Esta primera parte de análisis concluye con un colofón breve pero enjundioso, porque de una forma clara y sin tantas repeticiones y alusiones a trabajos ya publicados por el propio autor, González Calleja nos presenta su verdadero análisis de la violencia política, en el sentido del propio título del colofón: “la incidencia de la violencia sociopolítica en el naufragio de la república” (305-307). Para González Calleja es un mito la existencia de una violencia prerrevolucionaria organizada por la extrema izquierda para conquistar el poder, como del predominio de los usos paramilitares en la actuación contrarrevolucionaria de la extrema derecha. Para nuestro autor, el actor de la violencia fue la fuerza de Orden Público por su “inflexibilidad y el uso desproporcionado de la fuerza… El impacto psicológico acumulativo de los desórdenes públicos y la retórica conservadora sobre la anarquía, incapacidad, cautividad o complicidad gubernamentales, ampliamente aireada desde la prensa y la tribuna parlamentaria, activaron el proceso de cuestionamiento de la autoridad estatal y estimularon la búsqueda de soluciones autoritarias al presunto peligro revolucionario. Insiste el autor y concluye en que “la mayor parte de la violencia procedió de movilizaciones pacíficas que fueron desvirtuadas por la implicación de elementos externos, como los agentes provocadores o la intervención desmesurada de las fuerzas del orden. En suma, para el autor la causa de la Guerra Civil no fue la violencia sociopolítica, sino “que se conecta con la dinámica de enfrentamiento entre proyectos reaccionarios, reformistas y revolucionarios que estaba sufriendo España dese la primera guerra mundial y que alcanzó su momento de mayor intensidad conflictiva durante la dramática andadura de la democracia nacida el 14 de abril de 1931”. La segunda parte del libro es la Cronología de actos letales de violencia sociopolítica desde el 14 de abril de 1931 al 17 de julio de 1936, (309-424). El libro está enriquecido con cien cuadros y gráficos analíticos y bibliografía, así como índice onomástico y toponímico.

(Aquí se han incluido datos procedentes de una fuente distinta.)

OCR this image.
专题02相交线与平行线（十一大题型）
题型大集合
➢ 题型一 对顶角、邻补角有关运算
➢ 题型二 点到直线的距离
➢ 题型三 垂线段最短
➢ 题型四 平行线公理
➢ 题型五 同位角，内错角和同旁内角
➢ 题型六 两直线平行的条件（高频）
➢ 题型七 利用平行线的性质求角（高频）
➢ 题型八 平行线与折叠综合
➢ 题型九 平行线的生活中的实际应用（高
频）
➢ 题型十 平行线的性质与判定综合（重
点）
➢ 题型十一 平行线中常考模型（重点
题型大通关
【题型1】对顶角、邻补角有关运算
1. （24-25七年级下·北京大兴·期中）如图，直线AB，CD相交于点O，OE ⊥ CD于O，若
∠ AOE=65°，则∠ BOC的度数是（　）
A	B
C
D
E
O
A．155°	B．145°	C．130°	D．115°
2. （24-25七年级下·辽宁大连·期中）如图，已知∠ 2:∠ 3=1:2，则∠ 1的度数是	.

Sin entrar en el fondo de las conclusiones del autor, desde mi punto de vista, el gran problema de este libro está en la metodología usada. Quizá en vez de una introducción historiográfica tan larga y por otro lado ya publicada por el propio autor, hubiera venido muy bien un análisis heurístico a fondo. Por tanto, este libro ayuda a centrar el problema del origen de la guerra civil no desde la guerra civil, como si esta fuera causa indefectible de la República, sino desde la propia andadura de la República y la violencia sociopolítica.